Given these results, you might wonder how anyone could have concluded that the 200-day moving average was a reliable indicator of the market’s major trend. The answer appears to be that its long-ago record was a lot better than it has been over the past couple of decades.
The split between its decent track record and the dismal one occurred in the early 1990s. That was when broad-index exchange-traded funds first became available, making it easy for individual investors to trade into and out of the entire market with a single transaction. Until then, investors faced formidable barriers to frequent trading.
It’s not a coincidence that this is when the 200-day moving average became less effective, according to Blake LeBaron, a finance professor at Brandeis University. The Efficient Markets Hypothesis predicts that a market-timing strategy’s performance will deteriorate as more investors follow it. LeBaron has found that moving-average systems in other markets also took a turn for the worse in the early 1990s.
There is much irony in this. The 200-day moving average did a much better job identifying changes in the market’s major trend when it was difficult, if not impossible, to act on its signals in a timely fashion. And when it became easy to do so, it stopped doing as good of a job.
Tweaking the 200-day moving average
Devotees of the 200-day moving average have responded over the years by proposing a number of modifications in hopes of resurrecting it. But these modifications haven’t succeeded.

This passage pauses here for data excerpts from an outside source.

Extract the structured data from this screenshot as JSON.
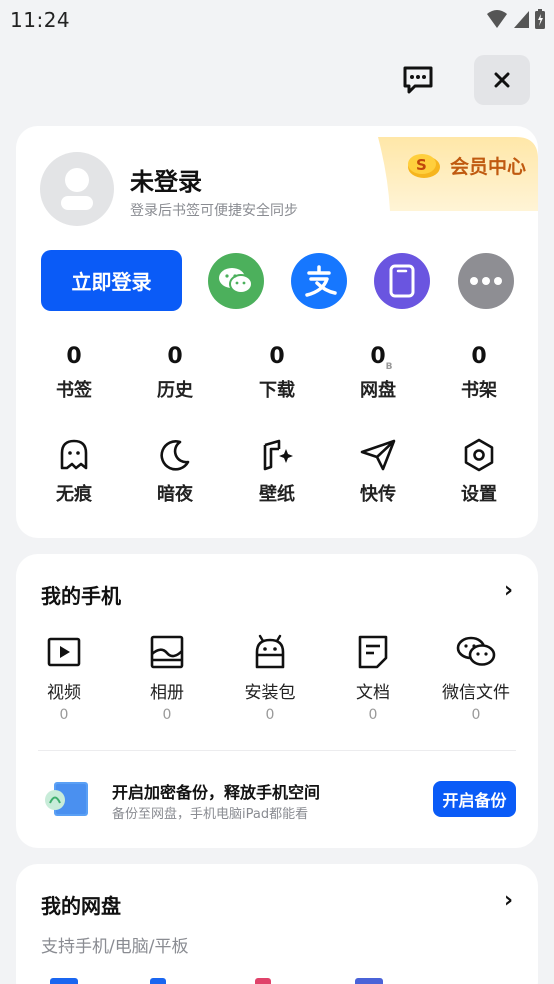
{
  "status_bar": {
    "time": "11:24"
  },
  "vip": {
    "label": "会员中心"
  },
  "profile": {
    "name": "未登录",
    "subtitle": "登录后书签可便捷安全同步",
    "login_label": "立即登录"
  },
  "stats": [
    {
      "value": "0",
      "unit": "",
      "label": "书签"
    },
    {
      "value": "0",
      "unit": "",
      "label": "历史"
    },
    {
      "value": "0",
      "unit": "",
      "label": "下载"
    },
    {
      "value": "0",
      "unit": "B",
      "label": "网盘"
    },
    {
      "value": "0",
      "unit": "",
      "label": "书架"
    }
  ],
  "tools": [
    {
      "label": "无痕",
      "icon": "ghost-icon"
    },
    {
      "label": "暗夜",
      "icon": "moon-icon"
    },
    {
      "label": "壁纸",
      "icon": "wallpaper-icon"
    },
    {
      "label": "快传",
      "icon": "send-icon"
    },
    {
      "label": "设置",
      "icon": "settings-icon"
    }
  ],
  "phone": {
    "title": "我的手机",
    "chevron": "›",
    "items": [
      {
        "label": "视频",
        "count": "0",
        "icon": "video-icon"
      },
      {
        "label": "相册",
        "count": "0",
        "icon": "album-icon"
      },
      {
        "label": "安装包",
        "count": "0",
        "icon": "apk-icon"
      },
      {
        "label": "文档",
        "count": "0",
        "icon": "document-icon"
      },
      {
        "label": "微信文件",
        "count": "0",
        "icon": "wechat-file-icon"
      }
    ],
    "backup": {
      "title": "开启加密备份，释放手机空间",
      "subtitle": "备份至网盘，手机电脑iPad都能看",
      "button": "开启备份"
    }
  },
  "cloud": {
    "title": "我的网盘",
    "chevron": "›",
    "subtitle": "支持手机/电脑/平板"
  },
  "colors": {
    "primary": "#0a5bf7",
    "wechat": "#4cb05c",
    "alipay": "#1677ff",
    "device": "#6a55e0",
    "more": "#8e8e93",
    "vip": "#c05a10"
  }
}
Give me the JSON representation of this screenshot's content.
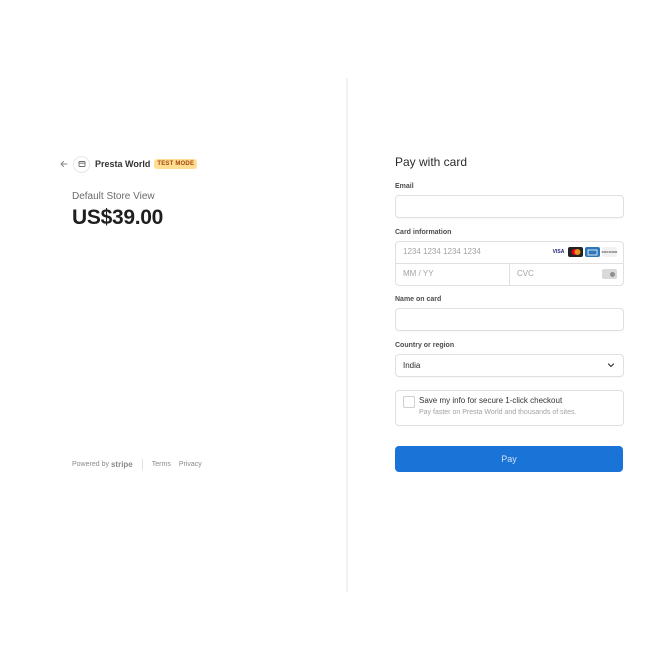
{
  "merchant": {
    "name": "Presta World",
    "test_mode_label": "TEST MODE"
  },
  "summary": {
    "product_name": "Default Store View",
    "price": "US$39.00"
  },
  "footer": {
    "powered_by": "Powered by",
    "stripe": "stripe",
    "terms": "Terms",
    "privacy": "Privacy"
  },
  "form": {
    "heading": "Pay with card",
    "email_label": "Email",
    "email_value": "",
    "card_label": "Card information",
    "card_number_placeholder": "1234 1234 1234 1234",
    "expiry_placeholder": "MM / YY",
    "cvc_placeholder": "CVC",
    "card_brands": [
      {
        "name": "visa-icon",
        "text": "VISA",
        "color": "#1a1f71"
      },
      {
        "name": "mastercard-icon",
        "text": "",
        "color": "#222222"
      },
      {
        "name": "amex-icon",
        "text": "AMEX",
        "color": "#2e77bb"
      },
      {
        "name": "discover-icon",
        "text": "DISCOVER",
        "color": "#f2f2f2"
      }
    ],
    "name_label": "Name on card",
    "name_value": "",
    "country_label": "Country or region",
    "country_value": "India",
    "save_title": "Save my info for secure 1-click checkout",
    "save_subtitle": "Pay faster on Presta World and thousands of sites.",
    "pay_label": "Pay"
  },
  "colors": {
    "pay_button": "#1a74d8",
    "test_badge": "#ffde92"
  }
}
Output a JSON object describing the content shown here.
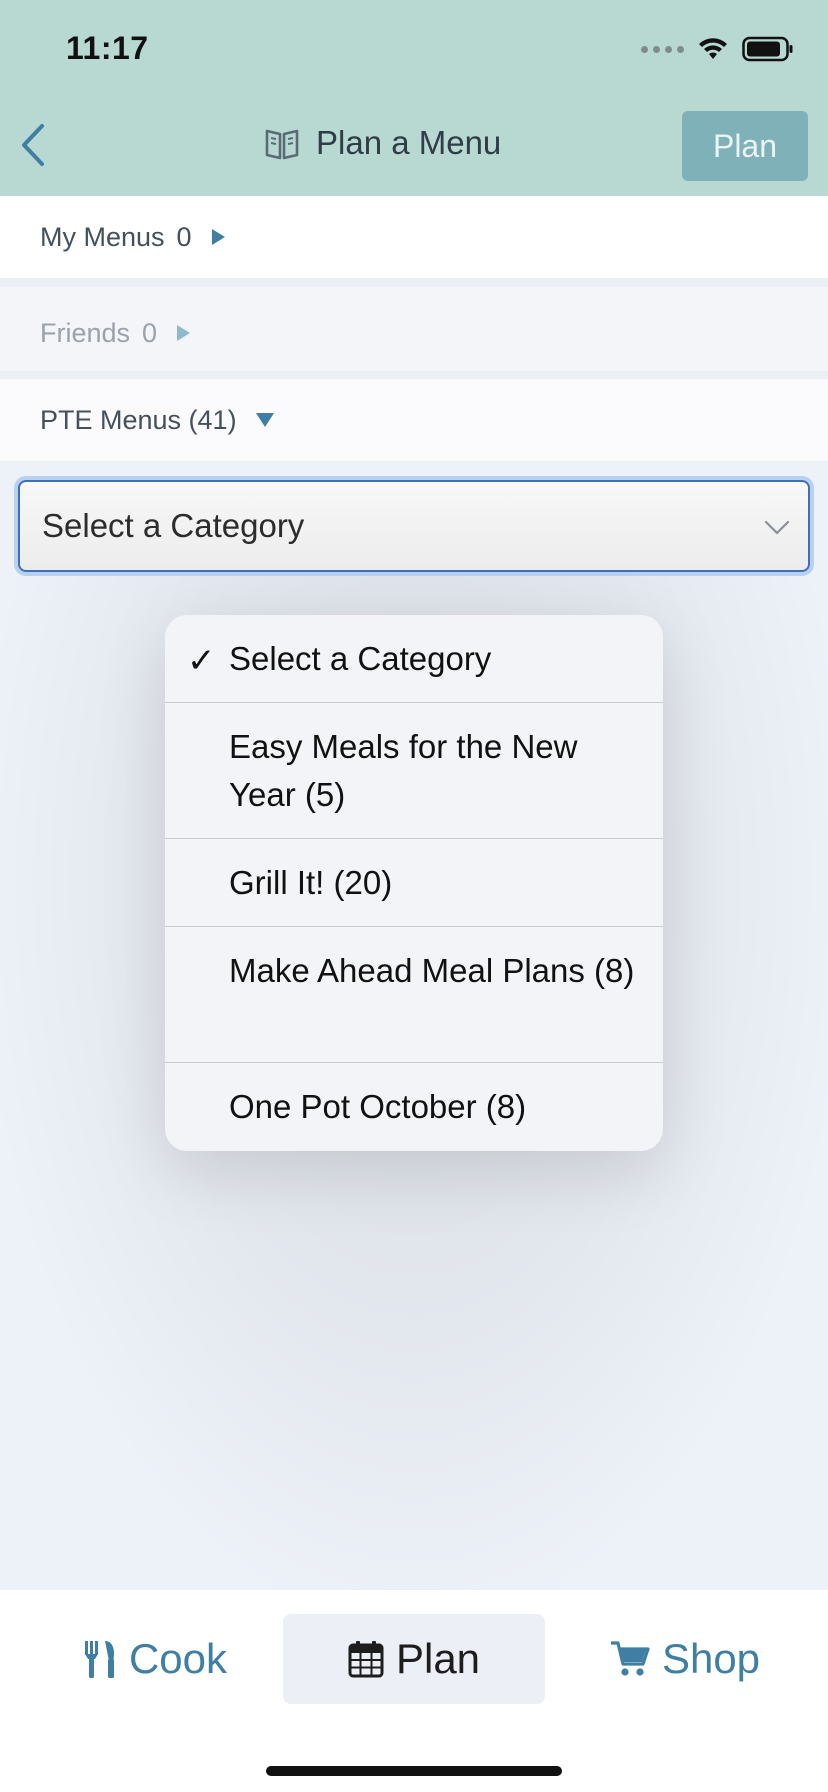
{
  "status_bar": {
    "time": "11:17"
  },
  "nav": {
    "title": "Plan a Menu",
    "plan_button": "Plan"
  },
  "sections": {
    "my_menus": {
      "label": "My Menus",
      "count": "0"
    },
    "friends": {
      "label": "Friends",
      "count": "0"
    },
    "pte_menus": {
      "label": "PTE Menus (41)"
    }
  },
  "category_select": {
    "value": "Select a Category"
  },
  "dropdown": {
    "items": [
      {
        "label": "Select a Category",
        "selected": true
      },
      {
        "label": "Easy Meals for the New Year (5)",
        "selected": false
      },
      {
        "label": "Grill It! (20)",
        "selected": false
      },
      {
        "label": "Make Ahead Meal Plans (8)",
        "selected": false
      },
      {
        "label": "One Pot October (8)",
        "selected": false
      }
    ]
  },
  "tabs": [
    {
      "label": "Cook",
      "icon": "utensils-icon"
    },
    {
      "label": "Plan",
      "icon": "calendar-icon",
      "active": true
    },
    {
      "label": "Shop",
      "icon": "cart-icon"
    }
  ],
  "colors": {
    "header_bg": "#b8d9d2",
    "accent": "#3e7fa3",
    "plan_button_bg": "#7fb1b8"
  }
}
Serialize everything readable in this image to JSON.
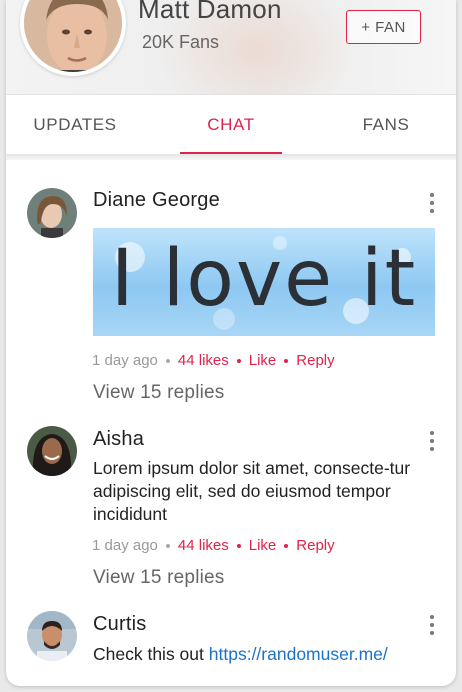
{
  "profile": {
    "name": "Matt Damon",
    "fans": "20K Fans",
    "fan_button": "+ FAN"
  },
  "tabs": [
    {
      "label": "UPDATES",
      "active": false
    },
    {
      "label": "CHAT",
      "active": true
    },
    {
      "label": "FANS",
      "active": false
    }
  ],
  "accent_color": "#e0234a",
  "link_color": "#1a73c9",
  "comments": [
    {
      "author": "Diane George",
      "image_text": "I love it",
      "time": "1 day ago",
      "likes": "44 likes",
      "like_label": "Like",
      "reply_label": "Reply",
      "view_replies": "View 15 replies"
    },
    {
      "author": "Aisha",
      "text": "Lorem ipsum dolor sit amet, consecte-tur adipiscing elit, sed do eiusmod tempor incididunt",
      "time": "1 day ago",
      "likes": "44 likes",
      "like_label": "Like",
      "reply_label": "Reply",
      "view_replies": "View 15 replies"
    },
    {
      "author": "Curtis",
      "text": "Check this out",
      "link": "https://randomuser.me/"
    }
  ]
}
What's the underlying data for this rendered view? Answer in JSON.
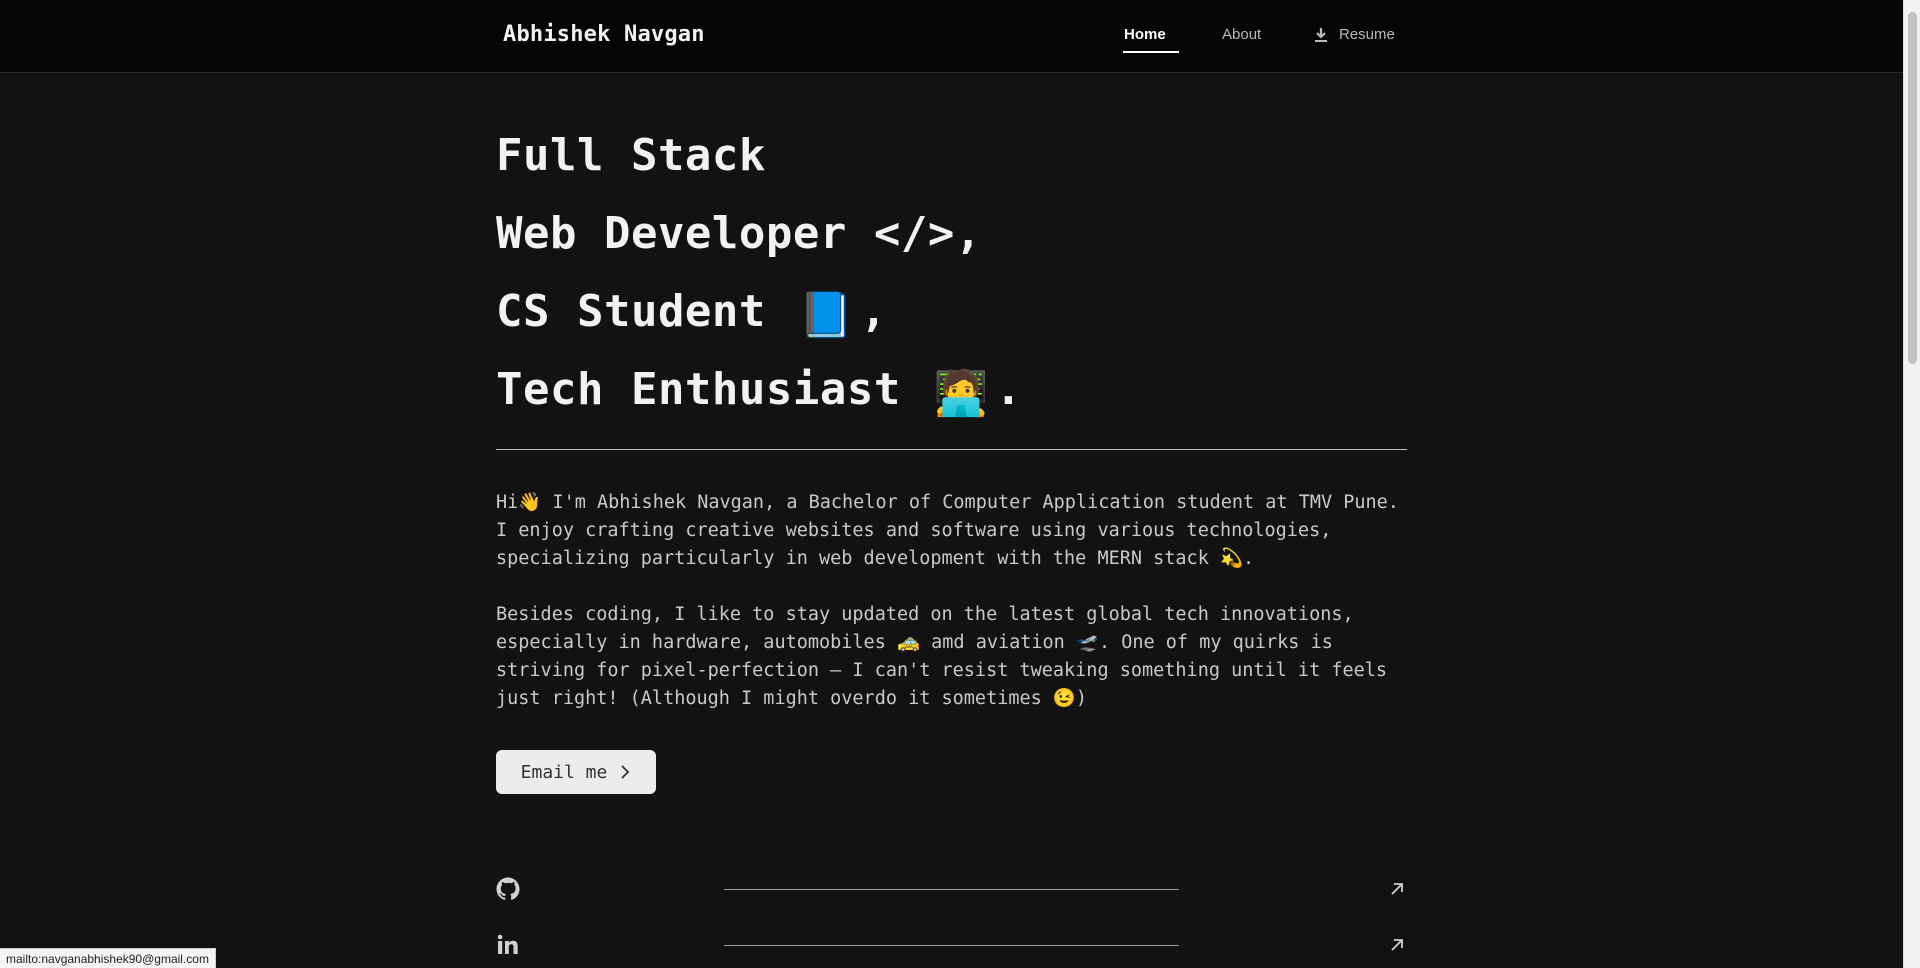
{
  "nav": {
    "brand": "Abhishek Navgan",
    "links": [
      {
        "label": "Home",
        "active": true
      },
      {
        "label": "About",
        "active": false
      },
      {
        "label": "Resume",
        "icon": "download-icon"
      }
    ]
  },
  "hero": {
    "lines": [
      "Full Stack",
      "Web Developer </>,",
      "CS Student",
      "Tech Enthusiast"
    ],
    "line3_emoji": "📘",
    "line3_suffix": ",",
    "line4_emoji": "🧑‍💻",
    "line4_suffix": "."
  },
  "about": {
    "paragraph1": "Hi👋 I'm Abhishek Navgan, a Bachelor of Computer Application student at TMV Pune. I enjoy crafting creative websites and software using various technologies, specializing particularly in web development with the MERN stack 💫.",
    "paragraph2": "Besides coding, I like to stay updated on the latest global tech innovations, especially in hardware, automobiles 🚕 amd aviation 🛫. One of my quirks is striving for pixel-perfection — I can't resist tweaking something until it feels just right! (Although I might overdo it sometimes 😉)"
  },
  "cta": {
    "email_label": "Email me"
  },
  "social": [
    {
      "icon": "github-icon",
      "arrow": "external-link-arrow-icon"
    },
    {
      "icon": "linkedin-icon",
      "arrow": "external-link-arrow-icon"
    }
  ],
  "status": {
    "url": "mailto:navganabhishek90@gmail.com"
  },
  "colors": {
    "background": "#121212",
    "navbar": "#050505",
    "text": "#f2f2f2",
    "button_bg": "#ececec"
  }
}
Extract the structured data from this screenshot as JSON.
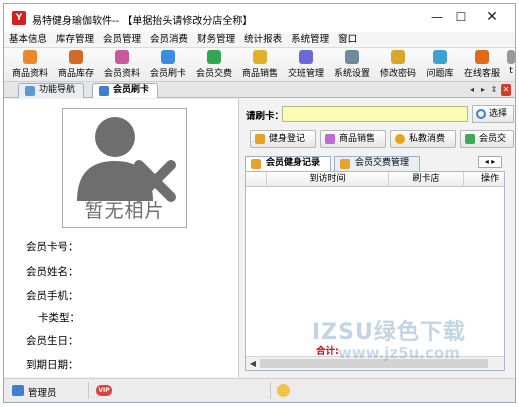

Consider research conducted in 2013 by Nate Vernon, currently an economist in the Fiscal Affairs Department at the International Monetary Fund, but who at the time of studying moving averages was an intern at my firm, the Hulbert Financial Digest.
Vernon explored three ways of potentially improving on simple moving-average systems: Allowing transactions only at month end, in order to reduce transaction frequency; employing exponential moving averages, which have the effect of more heavily weighting recent market action, and crossover strategies, which focus on the behavior of two different moving averages of different lookback lengths.
All three came up empty. Vernon’s conclusion: “Moving averages [even in their modified versions] leave a lot to be desired. Their real-world experience is far lower than what most investors assume.”